Brain not as cramped as thought: study

The brain is not as compact as previously thought, say scientists who developed an innovative technique that rapidly freezes the brain, preserving its true structure.
To study the fine structure of the brain, including its connections between neurons, the synapses, scientists must use electron microscopes.
However, the tissue must first be fixed to prepare it for this high magnification imaging method.
This process causes the brain to shrink; as a result, microscope images can be distorted, eg showing neurons to be much closer than they actually are.
Scientists at the Swiss Federal Institute of Technology Lausanne (EPFL) have now solved the problem by using a technique that rapidly freezes the brain, preserving its true structure.

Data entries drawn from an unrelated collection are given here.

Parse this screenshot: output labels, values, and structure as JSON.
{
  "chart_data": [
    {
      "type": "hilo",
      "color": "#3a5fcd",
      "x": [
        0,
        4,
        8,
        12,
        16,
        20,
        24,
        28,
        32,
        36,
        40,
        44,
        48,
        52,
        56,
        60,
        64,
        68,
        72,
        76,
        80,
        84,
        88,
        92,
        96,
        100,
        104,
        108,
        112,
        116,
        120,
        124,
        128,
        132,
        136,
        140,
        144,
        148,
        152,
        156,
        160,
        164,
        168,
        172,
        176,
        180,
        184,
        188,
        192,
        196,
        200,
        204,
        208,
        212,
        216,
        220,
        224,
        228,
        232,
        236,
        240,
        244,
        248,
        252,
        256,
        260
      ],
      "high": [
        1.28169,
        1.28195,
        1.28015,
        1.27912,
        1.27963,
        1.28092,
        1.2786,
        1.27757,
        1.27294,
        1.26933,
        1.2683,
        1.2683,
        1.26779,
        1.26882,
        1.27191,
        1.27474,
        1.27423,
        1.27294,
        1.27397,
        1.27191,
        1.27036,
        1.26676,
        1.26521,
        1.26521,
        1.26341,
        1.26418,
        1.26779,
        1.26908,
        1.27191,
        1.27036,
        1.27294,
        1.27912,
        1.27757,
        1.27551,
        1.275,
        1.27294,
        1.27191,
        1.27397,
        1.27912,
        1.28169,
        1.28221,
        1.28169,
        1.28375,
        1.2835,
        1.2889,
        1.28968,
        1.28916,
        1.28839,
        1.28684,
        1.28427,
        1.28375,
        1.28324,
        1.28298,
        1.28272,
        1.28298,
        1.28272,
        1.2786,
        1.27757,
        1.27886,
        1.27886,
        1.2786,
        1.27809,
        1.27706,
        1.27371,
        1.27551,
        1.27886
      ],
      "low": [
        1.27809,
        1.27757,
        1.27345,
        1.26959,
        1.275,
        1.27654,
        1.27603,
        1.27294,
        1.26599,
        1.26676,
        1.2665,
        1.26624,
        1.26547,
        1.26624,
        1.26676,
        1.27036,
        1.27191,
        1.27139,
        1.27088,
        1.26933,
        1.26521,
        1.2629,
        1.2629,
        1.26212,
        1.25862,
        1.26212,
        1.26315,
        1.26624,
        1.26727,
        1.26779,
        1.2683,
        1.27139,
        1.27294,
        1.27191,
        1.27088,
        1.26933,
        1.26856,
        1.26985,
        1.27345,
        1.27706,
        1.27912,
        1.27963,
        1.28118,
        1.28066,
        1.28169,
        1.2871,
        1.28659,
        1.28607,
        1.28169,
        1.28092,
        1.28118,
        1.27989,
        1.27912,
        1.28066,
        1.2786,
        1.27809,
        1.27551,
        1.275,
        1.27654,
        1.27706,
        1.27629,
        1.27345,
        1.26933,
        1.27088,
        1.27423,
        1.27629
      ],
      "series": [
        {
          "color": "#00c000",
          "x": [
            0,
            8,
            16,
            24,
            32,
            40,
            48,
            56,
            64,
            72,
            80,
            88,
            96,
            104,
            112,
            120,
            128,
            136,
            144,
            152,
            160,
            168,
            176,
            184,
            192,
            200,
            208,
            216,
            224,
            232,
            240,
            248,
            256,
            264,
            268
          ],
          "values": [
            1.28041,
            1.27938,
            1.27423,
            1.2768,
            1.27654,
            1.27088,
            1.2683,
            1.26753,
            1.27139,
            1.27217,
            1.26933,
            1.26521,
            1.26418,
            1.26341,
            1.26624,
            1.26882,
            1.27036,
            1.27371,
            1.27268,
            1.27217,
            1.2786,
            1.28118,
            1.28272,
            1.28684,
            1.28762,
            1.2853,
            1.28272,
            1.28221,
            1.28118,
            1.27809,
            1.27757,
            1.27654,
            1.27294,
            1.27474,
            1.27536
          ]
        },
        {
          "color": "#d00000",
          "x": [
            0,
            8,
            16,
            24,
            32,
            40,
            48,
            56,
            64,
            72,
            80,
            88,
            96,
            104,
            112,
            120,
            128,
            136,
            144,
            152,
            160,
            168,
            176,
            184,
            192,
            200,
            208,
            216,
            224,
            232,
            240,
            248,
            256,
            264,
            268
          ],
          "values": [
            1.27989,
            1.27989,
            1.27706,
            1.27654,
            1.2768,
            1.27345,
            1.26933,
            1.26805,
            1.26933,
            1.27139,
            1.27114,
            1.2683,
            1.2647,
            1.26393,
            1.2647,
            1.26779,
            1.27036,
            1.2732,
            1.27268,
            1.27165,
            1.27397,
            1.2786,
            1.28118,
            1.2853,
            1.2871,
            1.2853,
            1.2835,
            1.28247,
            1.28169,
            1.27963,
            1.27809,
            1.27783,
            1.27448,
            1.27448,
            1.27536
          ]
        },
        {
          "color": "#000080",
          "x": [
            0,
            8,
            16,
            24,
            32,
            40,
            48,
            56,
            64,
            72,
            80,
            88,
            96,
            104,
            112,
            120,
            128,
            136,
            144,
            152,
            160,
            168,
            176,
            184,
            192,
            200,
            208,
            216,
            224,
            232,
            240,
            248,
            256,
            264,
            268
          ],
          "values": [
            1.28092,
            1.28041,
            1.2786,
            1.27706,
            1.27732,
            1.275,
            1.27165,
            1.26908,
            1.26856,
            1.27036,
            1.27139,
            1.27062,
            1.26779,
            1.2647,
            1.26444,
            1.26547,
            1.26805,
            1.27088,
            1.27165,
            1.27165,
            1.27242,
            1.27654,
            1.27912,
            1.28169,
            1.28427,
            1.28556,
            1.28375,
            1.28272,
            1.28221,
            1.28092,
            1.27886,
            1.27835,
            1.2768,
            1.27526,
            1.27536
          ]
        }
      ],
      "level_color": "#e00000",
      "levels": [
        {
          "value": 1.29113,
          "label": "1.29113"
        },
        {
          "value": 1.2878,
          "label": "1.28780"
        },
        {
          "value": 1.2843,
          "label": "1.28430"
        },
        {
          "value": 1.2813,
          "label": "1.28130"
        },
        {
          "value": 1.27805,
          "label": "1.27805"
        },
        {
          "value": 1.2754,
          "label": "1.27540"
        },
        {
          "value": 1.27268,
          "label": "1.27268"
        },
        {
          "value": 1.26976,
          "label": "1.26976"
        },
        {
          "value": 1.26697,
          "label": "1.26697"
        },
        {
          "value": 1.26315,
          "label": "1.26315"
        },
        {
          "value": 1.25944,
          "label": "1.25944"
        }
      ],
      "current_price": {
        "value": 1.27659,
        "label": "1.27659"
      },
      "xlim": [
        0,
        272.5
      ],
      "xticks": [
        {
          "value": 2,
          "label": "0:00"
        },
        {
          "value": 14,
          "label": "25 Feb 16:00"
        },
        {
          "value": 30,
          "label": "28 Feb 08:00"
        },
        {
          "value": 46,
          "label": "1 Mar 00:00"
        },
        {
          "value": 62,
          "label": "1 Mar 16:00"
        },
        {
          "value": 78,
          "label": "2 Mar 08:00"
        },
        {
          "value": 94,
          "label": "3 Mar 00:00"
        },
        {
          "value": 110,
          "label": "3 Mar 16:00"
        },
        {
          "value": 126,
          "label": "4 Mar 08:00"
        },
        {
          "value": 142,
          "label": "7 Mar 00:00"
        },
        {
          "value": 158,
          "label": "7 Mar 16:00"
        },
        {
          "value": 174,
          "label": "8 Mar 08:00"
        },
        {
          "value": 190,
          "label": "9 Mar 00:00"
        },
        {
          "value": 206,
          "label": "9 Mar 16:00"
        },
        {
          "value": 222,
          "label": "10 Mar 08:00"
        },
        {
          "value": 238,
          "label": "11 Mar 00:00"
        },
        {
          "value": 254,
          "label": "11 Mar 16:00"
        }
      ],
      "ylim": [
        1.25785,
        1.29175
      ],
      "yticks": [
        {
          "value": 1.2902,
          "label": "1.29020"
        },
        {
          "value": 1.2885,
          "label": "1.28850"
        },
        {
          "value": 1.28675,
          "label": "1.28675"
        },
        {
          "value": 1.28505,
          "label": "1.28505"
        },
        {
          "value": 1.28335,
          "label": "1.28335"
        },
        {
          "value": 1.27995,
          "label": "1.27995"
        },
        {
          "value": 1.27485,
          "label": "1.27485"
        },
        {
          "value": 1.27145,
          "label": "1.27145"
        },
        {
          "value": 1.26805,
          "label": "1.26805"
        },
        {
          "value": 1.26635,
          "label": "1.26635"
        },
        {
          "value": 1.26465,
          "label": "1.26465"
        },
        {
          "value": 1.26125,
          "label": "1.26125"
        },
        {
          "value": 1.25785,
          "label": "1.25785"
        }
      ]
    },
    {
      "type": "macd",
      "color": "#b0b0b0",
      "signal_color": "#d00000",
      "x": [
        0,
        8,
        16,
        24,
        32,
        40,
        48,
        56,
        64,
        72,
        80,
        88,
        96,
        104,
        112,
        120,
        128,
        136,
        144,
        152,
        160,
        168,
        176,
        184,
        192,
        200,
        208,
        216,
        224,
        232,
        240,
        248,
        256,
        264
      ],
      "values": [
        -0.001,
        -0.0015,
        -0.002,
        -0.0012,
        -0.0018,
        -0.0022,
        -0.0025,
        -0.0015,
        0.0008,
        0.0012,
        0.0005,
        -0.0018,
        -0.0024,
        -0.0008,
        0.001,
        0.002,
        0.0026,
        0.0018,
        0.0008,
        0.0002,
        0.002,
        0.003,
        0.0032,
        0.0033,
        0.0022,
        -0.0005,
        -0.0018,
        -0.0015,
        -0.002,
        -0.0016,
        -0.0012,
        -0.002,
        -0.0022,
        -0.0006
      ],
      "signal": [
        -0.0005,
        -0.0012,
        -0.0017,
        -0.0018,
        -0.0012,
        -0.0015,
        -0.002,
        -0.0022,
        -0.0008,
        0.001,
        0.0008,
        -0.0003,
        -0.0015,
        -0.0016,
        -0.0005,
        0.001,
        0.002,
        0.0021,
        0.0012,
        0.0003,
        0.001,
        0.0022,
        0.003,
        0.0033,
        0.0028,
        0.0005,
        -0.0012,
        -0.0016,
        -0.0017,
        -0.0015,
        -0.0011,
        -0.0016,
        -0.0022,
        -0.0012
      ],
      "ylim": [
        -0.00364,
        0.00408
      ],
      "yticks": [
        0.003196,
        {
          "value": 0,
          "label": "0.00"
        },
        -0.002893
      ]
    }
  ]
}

Typically, the brain is fixed with stabilising agents, such as aldehydes, and then encased, or embedded, in a resin.

However, it has been known since the mid-sixties that this preparation process causes the brain to shrink by at least 30 per cent.
This in turn, distorts our understanding of the brain's anatomy, eg the actual proximity of neurons, the structures of blood vessels etc.
A study by Graham Knott at EPFL and led by Natalya Korogod has successfully used an innovative method, called "cryofixation", to prevent brain shrinkage during the preparation for electron microscopy.
The method uses jets of liquid nitrogen to "snap-freeze" brain tissue down to minus 90 degrees Celsius, within milliseconds. The brain tissue here was mouse cerebral cortex.

The rapid freezing method is able to prevent the water in the tissue from forming crystals, as it would do in a regular freezer, by also applying very high pressures.
Water crystals can severely damage the tissue by rupturing its cells. But in this high pressure freezing method, the water turns into a kind of glass, preserving the original structures and architecture of the tissue.
The next step is to embed the frozen tissue in resin. This requires removing the glass-water and replacing it first with acetone, which is still a liquid at the low temperatures of cryofixation, and then, over a period of days, with resin; allowing it to slowly and gently push out the glassified water from the brain.

After the brain was cryofixed and embedded, it was observed and photographed in using 3D electron microscopy.
The researchers then compared the cryofixed brain images to those taken from a brain fixed with an "only chemical" method.
The analysis showed that the chemically fixed brain was much smaller in volume, showing a significant loss of extracellular space - the space around neurons.
In addition, supporting brain cells called "astrocytes", seemed to be less connected with neurons and even blood vessels in the brain, researchers said.
The research was published in the journal eLife.